S3 OLCI EFR poor dynamic range

glemoine · November 8, 2017, 9:00am

Hi,

I am looking at S3 OLCI EFR data which Google now ingests into Google Earth Engine (see S3 EFR in Google Earth Engine). Simon told me that data is ingested “as is” (i.e. no changes made to the data after download).

I am puzzled about the [very] poor dynamic range of the OaNN_radiance values which, although they are stored as signed int32 (!), are typically in the range 50-300 (over land). Is there any (instrument) reason for this? Why is the effective range not used, even if you would consider using Uint16? Indices (e.g. NDVI) derived from the current radiance (or reflectance) values will show a poor dynamic range as well.

(NB we had a similar issue with early S2, which was poorly scaled).

Guido

Here’s an example for a pixel in Niger on 21 June (i.e. summer solstice)

simonf · November 8, 2017, 11:44pm

Note that the int32 tiffs are produced by the toolbox. The original .nc file contain UInt16 netcdf files.

glemoine · November 9, 2017, 9:16am

Ok, s3tbx conversion from uint16 to int32 is a bad choice. But dynamic range is equally poor in the .nc files (which don’t work with GDAL, you need netcdf-bin). Each band has a radiance_scale factor (a float, same in .nc and .tiff) which is apparently set too high, so that everything gets compressed in a limited range. So, looks like a processing or sensor issue.

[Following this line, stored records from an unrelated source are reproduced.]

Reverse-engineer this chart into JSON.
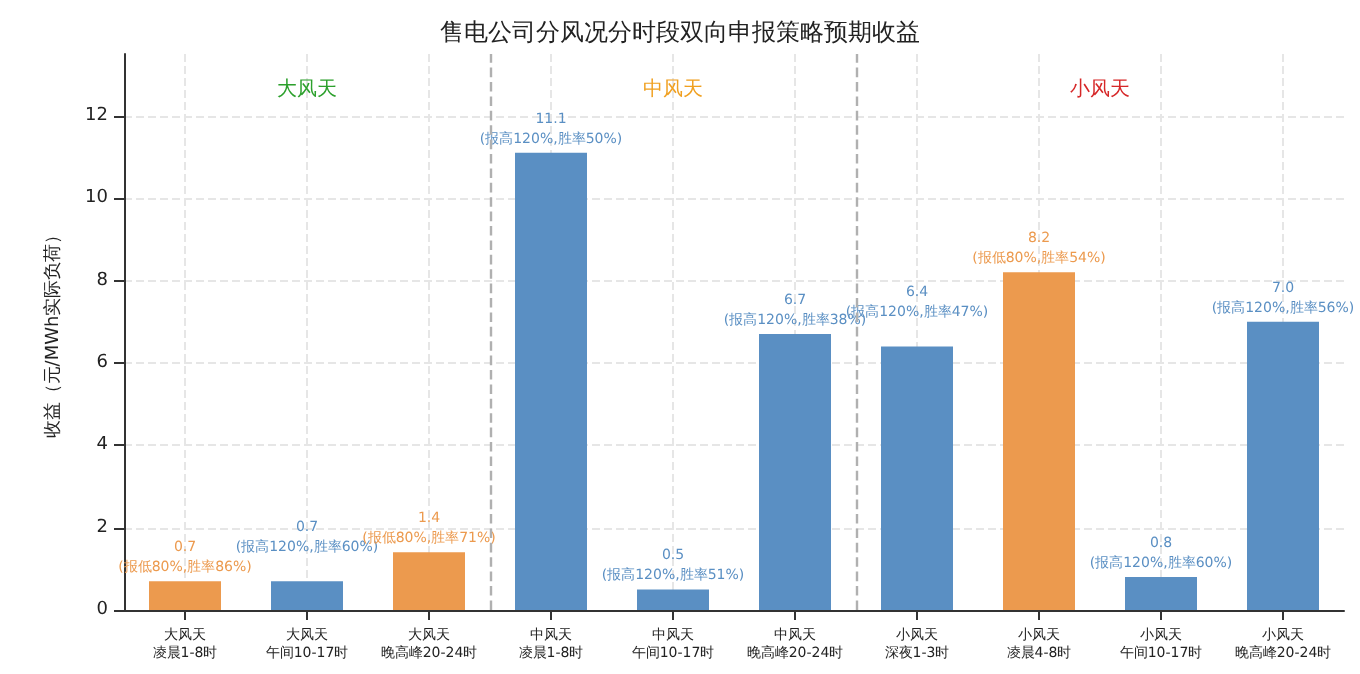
{
  "chart_data": {
    "type": "bar",
    "title": "售电公司分风况分时段双向申报策略预期收益",
    "ylabel": "收益（元/MWh实际负荷）",
    "categories": [
      "大风天凌晨1-8时",
      "大风天午间10-17时",
      "大风天晚高峰20-24时",
      "中风天凌晨1-8时",
      "中风天午间10-17时",
      "中风天晚高峰20-24时",
      "小风天深夜1-3时",
      "小风天凌晨4-8时",
      "小风天午间10-17时",
      "小风天晚高峰20-24时"
    ],
    "values": [
      0.7,
      0.7,
      1.4,
      11.1,
      0.5,
      6.7,
      6.4,
      8.2,
      0.8,
      7.0
    ],
    "colors": [
      "#ec9a4e",
      "#5a8fc3",
      "#ec9a4e",
      "#5a8fc3",
      "#5a8fc3",
      "#5a8fc3",
      "#5a8fc3",
      "#ec9a4e",
      "#5a8fc3",
      "#5a8fc3"
    ],
    "value_labels": [
      "0.7\n(报低80%,胜率86%)",
      "0.7\n(报高120%,胜率60%)",
      "1.4\n(报低80%,胜率71%)",
      "11.1\n(报高120%,胜率50%)",
      "0.5\n(报高120%,胜率51%)",
      "6.7\n(报高120%,胜率38%)",
      "6.4\n(报高120%,胜率47%)",
      "8.2\n(报低80%,胜率54%)",
      "0.8\n(报高120%,胜率60%)",
      "7.0\n(报高120%,胜率56%)"
    ],
    "ylim": [
      0,
      13.5
    ],
    "yticks": [
      0,
      2,
      4,
      6,
      8,
      10,
      12
    ],
    "grid": true,
    "annotations": [
      "大风天",
      "中风天",
      "小风天"
    ]
  }
}
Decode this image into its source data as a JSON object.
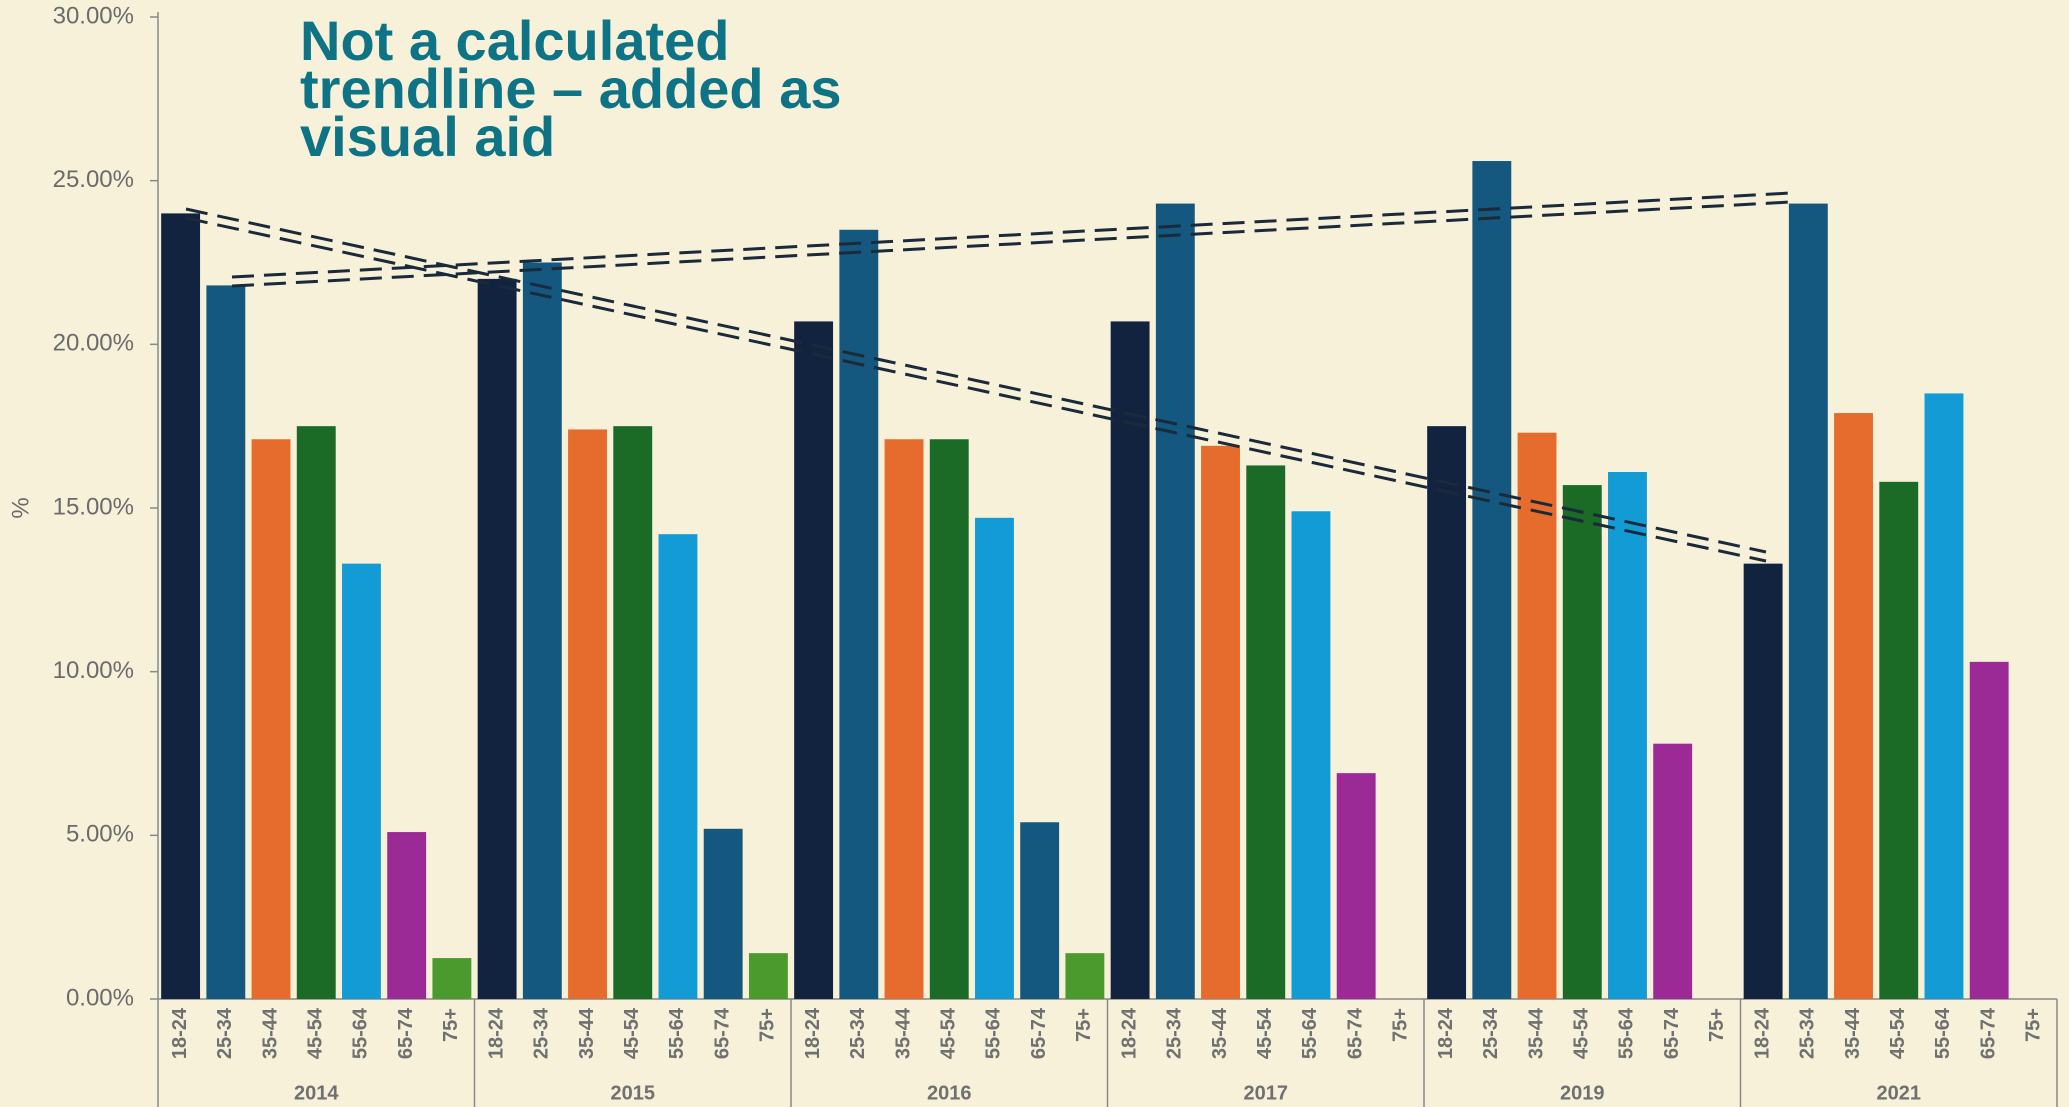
{
  "chart_data": {
    "type": "bar",
    "annotation": [
      "Not a calculated",
      "trendline – added as",
      "visual aid"
    ],
    "ylabel": "%",
    "categories": [
      "2014",
      "2015",
      "2016",
      "2017",
      "2019",
      "2021"
    ],
    "series": [
      {
        "name": "18-24",
        "color": "#12233f",
        "values": [
          24.0,
          22.0,
          20.7,
          20.7,
          17.5,
          13.3
        ]
      },
      {
        "name": "25-34",
        "color": "#15587f",
        "values": [
          21.8,
          22.5,
          23.5,
          24.3,
          25.6,
          24.3
        ]
      },
      {
        "name": "35-44",
        "color": "#e56c2c",
        "values": [
          17.1,
          17.4,
          17.1,
          16.9,
          17.3,
          17.9
        ]
      },
      {
        "name": "45-54",
        "color": "#1b6a25",
        "values": [
          17.5,
          17.5,
          17.1,
          16.3,
          15.7,
          15.8
        ]
      },
      {
        "name": "55-64",
        "color": "#139bd6",
        "values": [
          13.3,
          14.2,
          14.7,
          14.9,
          16.1,
          18.5
        ]
      },
      {
        "name": "65-74",
        "color": "#9b2a96",
        "colors": [
          "#9b2a96",
          "#15587f",
          "#15587f",
          "#9b2a96",
          "#9b2a96",
          "#9b2a96"
        ],
        "values": [
          5.1,
          5.2,
          5.4,
          6.9,
          7.8,
          10.3
        ]
      },
      {
        "name": "75+",
        "color": "#4a9a2e",
        "values": [
          1.25,
          1.4,
          1.4,
          null,
          null,
          null
        ]
      }
    ],
    "ylim": [
      0,
      30
    ],
    "yticks": [
      {
        "value": 0,
        "label": "0.00%"
      },
      {
        "value": 5,
        "label": "5.00%"
      },
      {
        "value": 10,
        "label": "10.00%"
      },
      {
        "value": 15,
        "label": "15.00%"
      },
      {
        "value": 20,
        "label": "20.00%"
      },
      {
        "value": 25,
        "label": "25.00%"
      },
      {
        "value": 30,
        "label": "30.00%"
      }
    ]
  }
}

NB. Lossless uint16 compressed tiff is half the size of the .nc version (1/4th the s3tbx output)

marpet · November 28, 2017, 2:49pm

Your values look like a very nice TOA radiance spectrum. Maybe the values don’t need to be scaled anymore?
I don’t know how the tiff files are created.

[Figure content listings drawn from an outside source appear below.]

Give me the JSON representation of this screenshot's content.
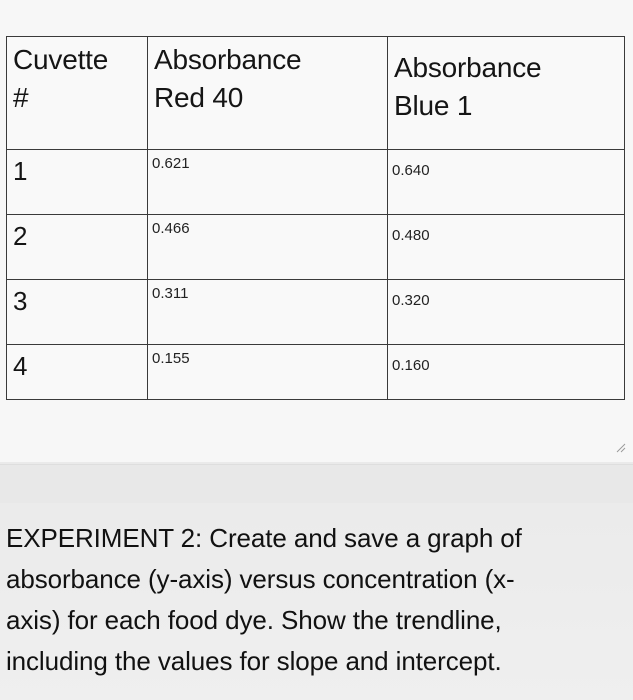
{
  "table": {
    "headers": [
      {
        "line1": "Cuvette",
        "line2": "#"
      },
      {
        "line1": "Absorbance",
        "line2": "Red 40"
      },
      {
        "line1": "Absorbance",
        "line2": "Blue 1"
      }
    ],
    "rows": [
      {
        "cuvette": "1",
        "red40": "0.621",
        "blue1": "0.640"
      },
      {
        "cuvette": "2",
        "red40": "0.466",
        "blue1": "0.480"
      },
      {
        "cuvette": "3",
        "red40": "0.311",
        "blue1": "0.320"
      },
      {
        "cuvette": "4",
        "red40": "0.155",
        "blue1": "0.160"
      }
    ]
  },
  "instructions": {
    "lines": [
      "EXPERIMENT 2: Create and save a graph of",
      "absorbance (y-axis) versus concentration (x-",
      "axis) for each food dye. Show the trendline,",
      "including the values for slope and intercept."
    ]
  },
  "icons": {
    "resize_handle": "resize-grip-icon"
  }
}
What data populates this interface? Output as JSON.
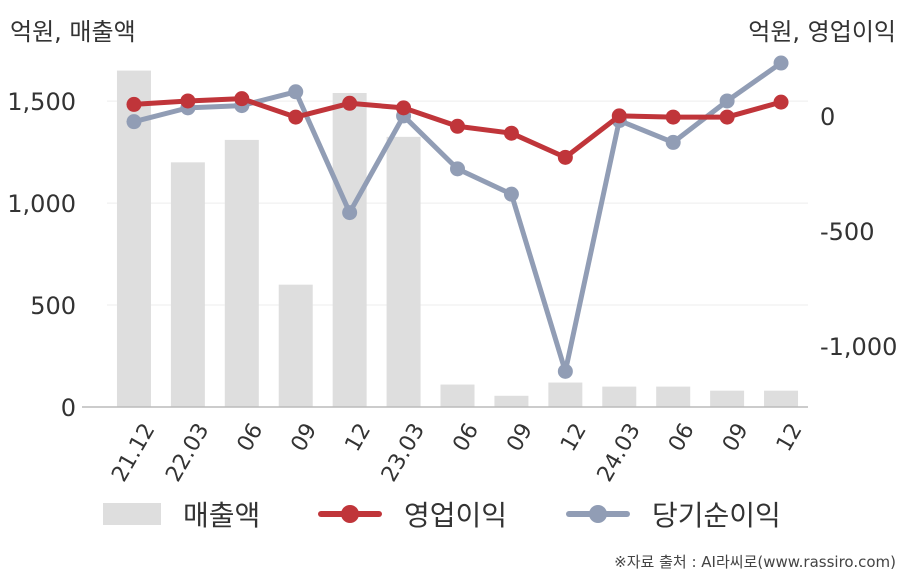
{
  "header": {
    "left_unit": "억원, 매출액",
    "right_unit": "억원, 영업이익"
  },
  "source": "※자료 출처 : AI라씨로(www.rassiro.com)",
  "colors": {
    "bar": "#dedede",
    "operating_profit": "#c0353a",
    "net_income": "#919db5",
    "axis": "#bbbbbb",
    "grid": "#eeeeee"
  },
  "legend": {
    "revenue": "매출액",
    "operating_profit": "영업이익",
    "net_income": "당기순이익"
  },
  "chart_data": {
    "type": "bar+line",
    "categories": [
      "21.12",
      "22.03",
      "06",
      "09",
      "12",
      "23.03",
      "06",
      "09",
      "12",
      "24.03",
      "06",
      "09",
      "12"
    ],
    "series": [
      {
        "name": "매출액",
        "type": "bar",
        "axis": "left",
        "values": [
          1650,
          1200,
          1310,
          600,
          1540,
          1325,
          110,
          55,
          120,
          100,
          100,
          80,
          80
        ]
      },
      {
        "name": "영업이익",
        "type": "line",
        "axis": "right",
        "values": [
          50,
          65,
          75,
          -5,
          55,
          35,
          -45,
          -75,
          -180,
          0,
          -5,
          -5,
          60
        ]
      },
      {
        "name": "당기순이익",
        "type": "line",
        "axis": "right",
        "values": [
          -25,
          35,
          45,
          105,
          -420,
          0,
          -230,
          -340,
          -1110,
          -20,
          -115,
          65,
          230
        ]
      }
    ],
    "left_axis": {
      "ticks": [
        0,
        500,
        1000,
        1500
      ],
      "tick_labels": [
        "0",
        "500",
        "1,000",
        "1,500"
      ],
      "range": [
        0,
        1800
      ]
    },
    "right_axis": {
      "ticks": [
        0,
        -500,
        -1000
      ],
      "tick_labels": [
        "0",
        "-500",
        "-1,000"
      ],
      "range": [
        -1265,
        330
      ]
    },
    "grid": true,
    "legend_position": "bottom"
  }
}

glemoine · November 30, 2017, 11:00pm

Python code below for .nc to uint16 .tif conversion. I received an answer from EO Helpdesk, which wasn’t very clear. Will post that tomorrow.

from netCDF4 import Dataset
import sys
import numpy as np
from osgeo import gdal

fname = sys.argv[1]
nc_in = Dataset(fname,'r',)

b = nc_in.variables[fname.replace('.nc', '')][:][:].astype(np.uint16)

#print nc_in.variables
nodata = nc_in.variables[fname.replace('.nc', '')]._FillValue.astype(np.uint16)

print nodata
print b.shape, b.dtype

print np.min(b), np.max(b)

driver= gdal.GetDriverByName('GTiff')
ds = driver.Create(fname.replace('.nc', '.tif'), 
	b.shape[1], b.shape[0], 1, gdal.GDT_UInt16, )

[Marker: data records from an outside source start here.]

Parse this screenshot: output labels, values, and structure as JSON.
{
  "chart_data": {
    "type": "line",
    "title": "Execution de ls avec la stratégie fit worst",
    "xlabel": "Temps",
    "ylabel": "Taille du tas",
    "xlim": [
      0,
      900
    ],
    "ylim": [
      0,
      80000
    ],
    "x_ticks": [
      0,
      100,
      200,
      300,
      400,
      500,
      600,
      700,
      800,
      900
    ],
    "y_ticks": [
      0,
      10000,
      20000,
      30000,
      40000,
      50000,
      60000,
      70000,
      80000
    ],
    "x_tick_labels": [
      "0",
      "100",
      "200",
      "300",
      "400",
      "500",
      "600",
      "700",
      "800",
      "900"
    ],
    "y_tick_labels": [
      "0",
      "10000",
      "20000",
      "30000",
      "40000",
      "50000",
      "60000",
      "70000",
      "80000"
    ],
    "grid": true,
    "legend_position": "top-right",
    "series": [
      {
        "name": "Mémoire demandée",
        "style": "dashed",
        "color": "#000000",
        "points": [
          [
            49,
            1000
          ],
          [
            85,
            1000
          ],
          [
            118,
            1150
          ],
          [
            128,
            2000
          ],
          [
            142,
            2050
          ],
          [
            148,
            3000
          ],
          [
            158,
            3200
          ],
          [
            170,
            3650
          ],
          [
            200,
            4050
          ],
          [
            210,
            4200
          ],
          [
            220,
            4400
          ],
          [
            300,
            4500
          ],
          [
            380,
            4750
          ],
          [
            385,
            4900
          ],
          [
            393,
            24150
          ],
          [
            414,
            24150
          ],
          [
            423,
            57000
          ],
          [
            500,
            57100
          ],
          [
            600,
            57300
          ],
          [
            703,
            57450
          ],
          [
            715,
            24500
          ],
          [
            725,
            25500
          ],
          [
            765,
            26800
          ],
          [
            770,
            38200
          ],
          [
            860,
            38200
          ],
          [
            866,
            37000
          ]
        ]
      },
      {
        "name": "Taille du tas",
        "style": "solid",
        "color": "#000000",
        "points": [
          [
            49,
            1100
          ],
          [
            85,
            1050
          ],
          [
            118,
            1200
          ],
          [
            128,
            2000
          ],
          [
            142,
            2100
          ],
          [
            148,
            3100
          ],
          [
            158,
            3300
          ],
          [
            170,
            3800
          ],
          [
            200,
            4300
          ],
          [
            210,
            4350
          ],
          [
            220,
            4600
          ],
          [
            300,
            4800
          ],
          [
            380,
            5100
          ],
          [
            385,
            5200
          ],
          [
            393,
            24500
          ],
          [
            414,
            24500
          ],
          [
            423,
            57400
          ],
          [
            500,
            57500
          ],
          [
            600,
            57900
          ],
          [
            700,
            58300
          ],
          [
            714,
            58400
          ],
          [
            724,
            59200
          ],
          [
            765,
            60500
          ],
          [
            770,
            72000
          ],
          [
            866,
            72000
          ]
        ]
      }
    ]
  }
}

outband = ds.GetRasterBand(1)
outband.SetStatistics(float(np.min(b)), float(np.max(b)), np.average(b[np.where(b < nodata)]), np.std(b[np.wher
e(b < nodata)]))
outband.WriteArray(b.astype(np.uint16))

marpet · December 1, 2017, 8:10am

I don’t know the the NetCDF python API well, but from a quick look at the code it could be that in this line

b = nc_in.variables[fname.replace('.nc', '')][:][:].astype(np.uint16)

the scaled float32 radiance values are turned into uin16 by just cutting off the decimal fraction. It could be that the library scales the data automatically

glemoine · December 1, 2017, 12:26pm

Thanks Marco!

This was the answer from EO support:

According to a similar question posted by yourself on the STEP portal (http://forum.step.esa.int/t/s3-olci-efr-poor-dynamic-range/7755) with more details, it seems that there is a confusion between values extracted from products using appropriate interfaces (that includes data unpacking) and internal coding within the netCDF files.
Indeed, data are coded inside the netCDF files on 16 bits integers, i.e. within [0,65533], 65534 (=216-1) representing the “no data” value. 
 
However the values reported by the user as  “between 50 and 300” are radiance values after unpacking, i.e. after having applied the scaling factors embedded in the netCDF files. This interpretation is confirmed by looking at the spectrum of a pixel over Niger provided by the user in his post, in which one can see typical TOA radiance values over bare soils. The scaling factors used in OLCI Level 1 radiances packing are derived as to accommodate the instrument actual dynamic range.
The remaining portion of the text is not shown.